Power semiconductor devices, such as power metal oxide semiconductor field effect transistors (MOSFETs), have been widely used in power switching devices, such as power supplies, rectifiers, low-voltage motor controllers, or so forth. Power semiconductor devices can be made with a trench topology to improve power density.
In conventional trench type semiconductor devices, as the power density continues to increase, the current that could be made to flow and the power thus generated far exceeds the heat-dissipative capability of the substrate material, such as silicon. As such, the conventional trench type semiconductor devices have shown a propensity for thermal instability and raised concerns for suitability of these devices for linear operation. For instance, forward biased safe operating area (FBSOA) failures can be mainly attributed to localized thermal runaway caused by hot spotting. As an example, when a semiconductor device is operated below the zero temperature coefficient point (ZTCP), if a local region gets hot, the threshold voltage will drop leading to a stronger gate drive and causing the current to rise. This rising current in turn generates more heat in the local region, which further drives down the threshold voltage.

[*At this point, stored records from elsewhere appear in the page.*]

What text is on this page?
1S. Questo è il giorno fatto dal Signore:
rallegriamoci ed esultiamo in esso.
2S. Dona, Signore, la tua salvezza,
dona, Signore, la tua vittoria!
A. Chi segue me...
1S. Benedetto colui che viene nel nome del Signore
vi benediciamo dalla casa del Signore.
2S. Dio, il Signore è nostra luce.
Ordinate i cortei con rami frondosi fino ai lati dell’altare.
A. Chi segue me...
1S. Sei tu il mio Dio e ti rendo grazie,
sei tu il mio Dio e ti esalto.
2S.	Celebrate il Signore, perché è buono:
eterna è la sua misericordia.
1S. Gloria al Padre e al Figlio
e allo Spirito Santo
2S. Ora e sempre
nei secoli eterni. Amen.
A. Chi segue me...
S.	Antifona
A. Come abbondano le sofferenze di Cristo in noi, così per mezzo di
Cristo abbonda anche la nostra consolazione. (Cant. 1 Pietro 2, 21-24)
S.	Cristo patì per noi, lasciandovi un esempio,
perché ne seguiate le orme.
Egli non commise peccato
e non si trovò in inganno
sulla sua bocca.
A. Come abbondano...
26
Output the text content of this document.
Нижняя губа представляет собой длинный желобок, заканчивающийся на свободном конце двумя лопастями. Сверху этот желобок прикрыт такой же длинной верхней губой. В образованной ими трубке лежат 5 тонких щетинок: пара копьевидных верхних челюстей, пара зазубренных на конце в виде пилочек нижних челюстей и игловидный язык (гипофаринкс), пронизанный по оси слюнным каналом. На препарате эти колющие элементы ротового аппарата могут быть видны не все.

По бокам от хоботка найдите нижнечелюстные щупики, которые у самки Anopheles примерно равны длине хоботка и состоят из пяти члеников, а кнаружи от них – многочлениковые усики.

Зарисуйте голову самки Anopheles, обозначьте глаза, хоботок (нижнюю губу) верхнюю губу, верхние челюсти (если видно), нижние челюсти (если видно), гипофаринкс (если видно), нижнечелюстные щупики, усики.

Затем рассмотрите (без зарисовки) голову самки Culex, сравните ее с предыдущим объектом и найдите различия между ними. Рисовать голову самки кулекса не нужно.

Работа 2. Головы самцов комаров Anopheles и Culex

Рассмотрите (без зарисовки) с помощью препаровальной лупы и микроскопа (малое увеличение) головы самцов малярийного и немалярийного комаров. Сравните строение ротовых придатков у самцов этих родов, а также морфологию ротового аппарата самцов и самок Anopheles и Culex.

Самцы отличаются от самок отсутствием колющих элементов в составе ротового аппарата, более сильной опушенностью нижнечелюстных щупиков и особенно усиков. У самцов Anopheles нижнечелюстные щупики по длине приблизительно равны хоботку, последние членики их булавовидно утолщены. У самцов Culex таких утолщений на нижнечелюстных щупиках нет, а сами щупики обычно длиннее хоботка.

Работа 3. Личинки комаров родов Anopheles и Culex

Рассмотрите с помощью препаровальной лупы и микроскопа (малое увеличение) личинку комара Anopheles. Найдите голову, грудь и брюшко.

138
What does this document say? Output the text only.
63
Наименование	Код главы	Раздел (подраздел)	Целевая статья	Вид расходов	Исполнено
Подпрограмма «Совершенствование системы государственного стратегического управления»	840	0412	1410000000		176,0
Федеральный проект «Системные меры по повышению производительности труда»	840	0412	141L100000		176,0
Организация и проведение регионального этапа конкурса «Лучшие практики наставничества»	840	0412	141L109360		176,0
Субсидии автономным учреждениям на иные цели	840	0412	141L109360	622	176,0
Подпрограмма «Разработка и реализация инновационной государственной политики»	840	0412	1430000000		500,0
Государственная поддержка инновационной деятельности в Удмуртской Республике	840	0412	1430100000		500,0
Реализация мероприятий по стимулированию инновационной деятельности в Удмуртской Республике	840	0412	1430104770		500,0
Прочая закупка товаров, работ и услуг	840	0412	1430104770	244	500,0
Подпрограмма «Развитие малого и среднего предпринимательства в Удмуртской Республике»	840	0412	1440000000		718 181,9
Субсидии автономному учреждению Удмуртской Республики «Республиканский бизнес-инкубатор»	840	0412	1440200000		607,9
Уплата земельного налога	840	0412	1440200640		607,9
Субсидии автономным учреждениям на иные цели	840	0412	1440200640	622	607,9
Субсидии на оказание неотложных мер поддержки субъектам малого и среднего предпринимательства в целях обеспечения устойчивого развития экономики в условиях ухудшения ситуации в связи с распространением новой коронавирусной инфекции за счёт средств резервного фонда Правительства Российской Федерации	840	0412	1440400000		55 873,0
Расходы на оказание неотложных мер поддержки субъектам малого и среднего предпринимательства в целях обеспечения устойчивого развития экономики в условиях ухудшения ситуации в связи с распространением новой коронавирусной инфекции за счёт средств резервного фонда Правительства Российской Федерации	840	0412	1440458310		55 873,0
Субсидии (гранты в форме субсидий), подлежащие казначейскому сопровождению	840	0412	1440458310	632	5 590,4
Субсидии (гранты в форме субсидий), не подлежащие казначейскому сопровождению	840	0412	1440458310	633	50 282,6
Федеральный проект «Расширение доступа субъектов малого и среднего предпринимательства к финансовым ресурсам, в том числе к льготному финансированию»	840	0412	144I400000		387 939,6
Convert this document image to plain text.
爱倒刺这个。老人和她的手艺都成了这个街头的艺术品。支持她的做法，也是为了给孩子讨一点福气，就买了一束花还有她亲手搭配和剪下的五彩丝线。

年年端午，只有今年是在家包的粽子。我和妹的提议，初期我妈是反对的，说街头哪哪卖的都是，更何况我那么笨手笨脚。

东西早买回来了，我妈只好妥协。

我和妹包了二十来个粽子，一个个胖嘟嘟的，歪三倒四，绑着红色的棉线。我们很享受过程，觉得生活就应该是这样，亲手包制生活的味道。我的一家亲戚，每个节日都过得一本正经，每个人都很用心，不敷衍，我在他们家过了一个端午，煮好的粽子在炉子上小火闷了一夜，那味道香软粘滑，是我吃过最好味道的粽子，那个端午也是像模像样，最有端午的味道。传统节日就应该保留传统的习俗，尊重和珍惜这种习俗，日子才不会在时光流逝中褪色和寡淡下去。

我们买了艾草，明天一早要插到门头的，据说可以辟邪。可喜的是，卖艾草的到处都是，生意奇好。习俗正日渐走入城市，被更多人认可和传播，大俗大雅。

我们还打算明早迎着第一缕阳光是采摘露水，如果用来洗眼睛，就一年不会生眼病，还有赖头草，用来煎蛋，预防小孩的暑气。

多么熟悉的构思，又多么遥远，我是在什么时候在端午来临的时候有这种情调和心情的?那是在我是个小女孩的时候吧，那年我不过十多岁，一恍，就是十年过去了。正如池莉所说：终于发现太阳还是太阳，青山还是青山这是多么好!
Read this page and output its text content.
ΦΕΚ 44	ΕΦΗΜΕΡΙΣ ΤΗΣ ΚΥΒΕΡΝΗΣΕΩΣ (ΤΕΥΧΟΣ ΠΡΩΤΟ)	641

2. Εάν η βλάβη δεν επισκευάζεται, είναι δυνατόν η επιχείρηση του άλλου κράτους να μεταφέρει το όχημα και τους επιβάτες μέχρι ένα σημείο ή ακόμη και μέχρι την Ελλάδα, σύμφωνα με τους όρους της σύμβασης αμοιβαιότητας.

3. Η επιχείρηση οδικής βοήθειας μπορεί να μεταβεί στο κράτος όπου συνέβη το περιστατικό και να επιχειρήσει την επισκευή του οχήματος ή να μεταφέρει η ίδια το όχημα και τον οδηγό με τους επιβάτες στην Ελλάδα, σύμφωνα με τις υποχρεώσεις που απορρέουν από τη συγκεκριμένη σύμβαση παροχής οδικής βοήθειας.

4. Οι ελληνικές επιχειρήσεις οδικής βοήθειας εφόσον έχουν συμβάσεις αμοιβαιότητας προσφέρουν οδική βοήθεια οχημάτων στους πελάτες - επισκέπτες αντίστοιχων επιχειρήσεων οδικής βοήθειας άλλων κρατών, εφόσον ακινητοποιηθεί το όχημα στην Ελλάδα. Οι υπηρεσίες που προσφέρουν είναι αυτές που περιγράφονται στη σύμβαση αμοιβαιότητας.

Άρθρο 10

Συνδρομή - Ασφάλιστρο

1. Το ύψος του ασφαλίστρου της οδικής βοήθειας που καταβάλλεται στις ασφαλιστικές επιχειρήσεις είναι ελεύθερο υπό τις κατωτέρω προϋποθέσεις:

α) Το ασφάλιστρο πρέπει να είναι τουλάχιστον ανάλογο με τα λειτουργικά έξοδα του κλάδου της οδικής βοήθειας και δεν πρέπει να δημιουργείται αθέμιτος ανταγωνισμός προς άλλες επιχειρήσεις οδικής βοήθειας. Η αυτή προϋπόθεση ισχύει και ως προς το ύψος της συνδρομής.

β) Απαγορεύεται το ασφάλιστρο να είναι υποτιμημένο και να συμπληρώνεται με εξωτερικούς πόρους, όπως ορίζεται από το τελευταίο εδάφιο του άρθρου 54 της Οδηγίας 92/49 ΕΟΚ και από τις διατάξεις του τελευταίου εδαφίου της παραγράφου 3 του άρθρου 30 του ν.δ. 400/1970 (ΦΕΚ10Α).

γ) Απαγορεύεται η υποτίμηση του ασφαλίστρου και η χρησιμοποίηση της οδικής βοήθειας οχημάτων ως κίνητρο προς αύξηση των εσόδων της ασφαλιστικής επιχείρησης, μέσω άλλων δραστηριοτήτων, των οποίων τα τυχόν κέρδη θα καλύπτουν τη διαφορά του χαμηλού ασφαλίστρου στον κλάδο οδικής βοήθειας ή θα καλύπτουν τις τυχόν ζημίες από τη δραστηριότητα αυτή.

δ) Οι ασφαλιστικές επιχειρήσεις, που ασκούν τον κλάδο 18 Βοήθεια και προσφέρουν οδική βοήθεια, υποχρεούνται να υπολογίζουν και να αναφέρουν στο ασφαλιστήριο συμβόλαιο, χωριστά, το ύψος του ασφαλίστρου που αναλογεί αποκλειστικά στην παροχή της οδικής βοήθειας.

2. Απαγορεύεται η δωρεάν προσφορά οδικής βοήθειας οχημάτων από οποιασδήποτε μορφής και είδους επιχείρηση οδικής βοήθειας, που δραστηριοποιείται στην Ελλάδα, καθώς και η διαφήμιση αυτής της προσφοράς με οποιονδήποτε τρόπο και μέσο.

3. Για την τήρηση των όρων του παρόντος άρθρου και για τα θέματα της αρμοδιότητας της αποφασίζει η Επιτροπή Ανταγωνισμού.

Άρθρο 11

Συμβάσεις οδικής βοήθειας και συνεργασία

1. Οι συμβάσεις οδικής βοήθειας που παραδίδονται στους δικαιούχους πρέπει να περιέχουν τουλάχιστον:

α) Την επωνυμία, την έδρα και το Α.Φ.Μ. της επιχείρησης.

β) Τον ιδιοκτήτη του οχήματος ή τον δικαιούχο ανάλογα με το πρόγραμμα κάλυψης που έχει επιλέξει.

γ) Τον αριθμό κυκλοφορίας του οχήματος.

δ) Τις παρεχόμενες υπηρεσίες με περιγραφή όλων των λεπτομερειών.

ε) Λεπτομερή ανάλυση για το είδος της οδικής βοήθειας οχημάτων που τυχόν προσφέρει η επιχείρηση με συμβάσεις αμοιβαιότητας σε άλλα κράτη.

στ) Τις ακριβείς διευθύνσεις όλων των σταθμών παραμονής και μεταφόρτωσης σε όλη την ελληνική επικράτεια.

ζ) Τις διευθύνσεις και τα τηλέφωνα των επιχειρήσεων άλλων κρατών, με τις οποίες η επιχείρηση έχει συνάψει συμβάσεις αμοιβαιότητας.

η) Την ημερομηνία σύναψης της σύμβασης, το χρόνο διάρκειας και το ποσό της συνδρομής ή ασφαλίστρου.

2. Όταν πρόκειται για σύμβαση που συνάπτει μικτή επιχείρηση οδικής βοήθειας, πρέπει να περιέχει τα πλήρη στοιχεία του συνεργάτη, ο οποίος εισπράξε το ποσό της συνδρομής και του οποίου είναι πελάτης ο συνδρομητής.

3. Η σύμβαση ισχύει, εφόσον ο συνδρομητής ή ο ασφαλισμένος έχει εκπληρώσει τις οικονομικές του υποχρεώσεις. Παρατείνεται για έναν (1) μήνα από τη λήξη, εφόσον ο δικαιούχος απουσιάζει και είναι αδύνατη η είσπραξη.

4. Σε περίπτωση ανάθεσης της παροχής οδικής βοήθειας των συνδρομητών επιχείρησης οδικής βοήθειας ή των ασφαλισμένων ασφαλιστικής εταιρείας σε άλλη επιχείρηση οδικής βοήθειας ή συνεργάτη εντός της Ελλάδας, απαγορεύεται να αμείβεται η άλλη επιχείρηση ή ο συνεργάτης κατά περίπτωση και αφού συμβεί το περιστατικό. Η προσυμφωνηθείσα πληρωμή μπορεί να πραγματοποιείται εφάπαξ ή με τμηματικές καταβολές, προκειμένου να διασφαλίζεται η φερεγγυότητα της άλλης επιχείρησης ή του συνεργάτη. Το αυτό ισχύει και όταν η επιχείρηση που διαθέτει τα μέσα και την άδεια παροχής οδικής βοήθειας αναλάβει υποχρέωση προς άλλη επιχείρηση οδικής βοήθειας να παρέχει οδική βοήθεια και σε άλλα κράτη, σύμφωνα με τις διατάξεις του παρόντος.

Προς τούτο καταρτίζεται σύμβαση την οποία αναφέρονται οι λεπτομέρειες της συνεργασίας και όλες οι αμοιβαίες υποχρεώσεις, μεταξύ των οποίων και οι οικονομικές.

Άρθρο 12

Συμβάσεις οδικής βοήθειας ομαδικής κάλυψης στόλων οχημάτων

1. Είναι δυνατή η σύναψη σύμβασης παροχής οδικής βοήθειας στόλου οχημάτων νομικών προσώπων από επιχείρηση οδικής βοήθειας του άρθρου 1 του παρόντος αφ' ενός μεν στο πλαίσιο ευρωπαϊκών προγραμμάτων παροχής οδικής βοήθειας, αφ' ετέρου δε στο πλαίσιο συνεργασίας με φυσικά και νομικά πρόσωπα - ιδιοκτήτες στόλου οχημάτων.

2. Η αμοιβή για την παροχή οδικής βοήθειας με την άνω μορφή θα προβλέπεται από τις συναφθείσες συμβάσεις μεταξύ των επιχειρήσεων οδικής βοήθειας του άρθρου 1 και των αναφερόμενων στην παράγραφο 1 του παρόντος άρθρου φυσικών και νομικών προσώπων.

In addition, electrical performance characteristics, such as avalanche ruggedness and electric field crowding, associated with trench type semiconductor devices are also impacted as the power density continues to increase. An avalanche condition can occur when a high voltage is applied across a drain to a source of a trench type semiconductor device. In the avalanche condition, impact ionization of electron-hole pairs can generate avalanche current between a drain of the semiconductor device and a base of the semiconductor device. The avalanche ruggedness of a semiconductor device characterizes the semiconductor device's capability to withstand the avalanche current when subjected to unclamped inductive switching. As dimensions of the trench type semiconductor devices continue to decrease, the electrical performance characteristics, such as avalanche ruggedness and electric field crowding, are also negatively impacted.
Accordingly, there is a need to overcome the drawbacks and deficiencies in the art by providing a semiconductor device with improved thermal stability and electrical performance characteristics.